Proxmox with Ceph - Failover Issue

Hi there,
I have a question with regards to a failover issue on Ceph enabled Proxmox cluster.
I have built a test environment with three identical nodes. Added all of them to the Proxmox cluster and enabled Ceph. The Proxmox cluster has its own subnet. Put a few VMs on the Ceph based storage, all worked fine. I am able to migrate the WMs across all three nodes without any problems. However, if I were to pull the power on one of the nodes to simulate a power outage, the VMs (live or not) do not get failed over to other nodes in timely manner. It takes over three minutes to fail over in the end, which is far from ideal. I do not know if this is by design (which would render it unusable for me), or if there is a setting I missed somewhere.
I’d appreciate any input you can provide me.
Thank you

1 Like

Just want to confirm you have HA set up in addition to the cluster.

HA is its own configuration in addition to cluster in the datacenter settings:

Screenshot 2023-09-27 at 7.27.17 PM

And VMs need to be explicitly configured for HA:

Screenshot 2023-09-27 at 7.29.22 PM

2 Likes

Another thing is fencing. Nodes with quorum have to be sure the node is entirely down and it’s not running the VM in question as running a VM twice is very dangerous for integrity.

Having a fencing device in any form ensures the remote shutdown/powercycle of the node in question and failover can (safely) start.

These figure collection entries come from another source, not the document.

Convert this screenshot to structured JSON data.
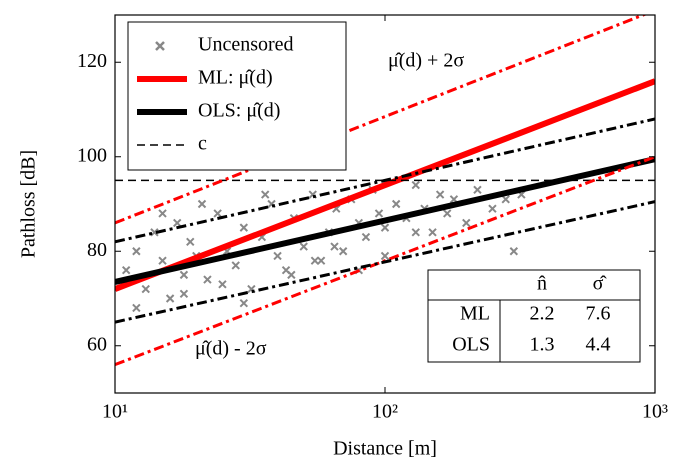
{
  "chart_data": {
    "type": "scatter-lines",
    "x_label": "Distance [m]",
    "y_label": "Pathloss [dB]",
    "log_x": true,
    "xlim": [
      10,
      1000
    ],
    "xticks": [
      {
        "value": 10,
        "label": "10¹"
      },
      {
        "value": 100,
        "label": "10²"
      },
      {
        "value": 1000,
        "label": "10³"
      }
    ],
    "ylim": [
      50,
      130
    ],
    "yticks": [
      60,
      80,
      100,
      120
    ],
    "scatter": {
      "name": "Uncensored",
      "color": "#888888",
      "x": [
        11,
        12,
        13,
        14,
        15,
        16,
        17,
        18,
        19,
        20,
        22,
        24,
        26,
        28,
        30,
        32,
        35,
        38,
        40,
        43,
        46,
        50,
        54,
        58,
        62,
        66,
        70,
        75,
        80,
        85,
        90,
        95,
        100,
        110,
        120,
        130,
        140,
        150,
        160,
        170,
        180,
        200,
        220,
        250,
        280,
        300,
        320,
        12,
        15,
        18,
        21,
        25,
        30,
        36,
        45,
        55,
        65,
        80,
        100,
        130
      ],
      "values": [
        76,
        80,
        72,
        84,
        78,
        70,
        86,
        75,
        82,
        79,
        74,
        88,
        80,
        77,
        85,
        72,
        83,
        90,
        79,
        76,
        87,
        81,
        92,
        78,
        84,
        89,
        80,
        91,
        86,
        83,
        93,
        88,
        85,
        90,
        87,
        94,
        89,
        84,
        92,
        88,
        91,
        86,
        93,
        89,
        91,
        80,
        92,
        68,
        88,
        71,
        90,
        73,
        69,
        92,
        75,
        78,
        81,
        76,
        79,
        84
      ]
    },
    "series": [
      {
        "name": "ML: μ̂(d)",
        "color": "#ff0000",
        "width": 6,
        "dash": "solid",
        "x": [
          10,
          1000
        ],
        "values": [
          72,
          116
        ]
      },
      {
        "name": "OLS: μ̂(d)",
        "color": "#000000",
        "width": 6,
        "dash": "solid",
        "x": [
          10,
          1000
        ],
        "values": [
          73.5,
          99.5
        ]
      },
      {
        "name": "c",
        "color": "#000000",
        "width": 1.5,
        "dash": "dashed",
        "x": [
          10,
          1000
        ],
        "values": [
          95,
          95
        ]
      },
      {
        "color": "#ff0000",
        "width": 3,
        "dash": "dashdot",
        "x": [
          10,
          1000
        ],
        "values": [
          86,
          131
        ]
      },
      {
        "color": "#ff0000",
        "width": 3,
        "dash": "dashdot",
        "x": [
          10,
          1000
        ],
        "values": [
          56,
          100
        ]
      },
      {
        "color": "#000000",
        "width": 3,
        "dash": "dashdot",
        "x": [
          10,
          1000
        ],
        "values": [
          82,
          108
        ]
      },
      {
        "color": "#000000",
        "width": 3,
        "dash": "dashdot",
        "x": [
          10,
          1000
        ],
        "values": [
          65,
          90.5
        ]
      }
    ],
    "annotations": [
      "μ̂(d) + 2σ",
      "μ̂(d) - 2σ"
    ],
    "table": {
      "columns": [
        "n̂",
        "σ̂"
      ],
      "rows": [
        {
          "label": "ML",
          "values": [
            2.2,
            7.6
          ]
        },
        {
          "label": "OLS",
          "values": [
            1.3,
            4.4
          ]
        }
      ]
    }
  }
}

check the Proxmox wiki on fencing:

https://pve.proxmox.com/wiki/Fencing

I hope this helps you understand and fix/optimize your failover issues.

2 Likes

Yes, HA settings are correct, and works OK, the issue is that it takes minimum three minutes to failover, which is the issue.

1 Like

Thank you, I have never configured Fencing before, I will look in to it and report back.

1 Like

Does 3 minutes include the reboot time? It’s been a while since I tested it, but I believe a hard cut will necessitate a full reboot of the VMs since the RAM doesn’t sync over the network…

1 Like

Digging more into the Proxmox support wiki…

https://pve.proxmox.com/wiki/High_Availability

I’m getting into the matter atm because I want to do a HA cluster short- to midterm. Only got some improvised homelab tinkering and VMs to work with, to get more familiar with everything.

But I know that live migrate is way faster than failover time. Simple asynchronous copy from machine to machine is a much simpler process than declaring a node to be dead.

Maybe you got a latency spike, some quirky cable that recovers network link after 10 seconds. But if quorum dediced to boot a failover VM in the meantime and then the original machine with VM gets back, both writing data to the same shared storage…
That’s consistency nightmare and probably requires restoring from backup at the very least.

1 Like

Yeah, if the requirement is to have services with <1m downtime on host failure, either the service itself needs to be clustered (ex: ctdb for samba) or you need kubernetes. All of the above could run in proxmox VMs though.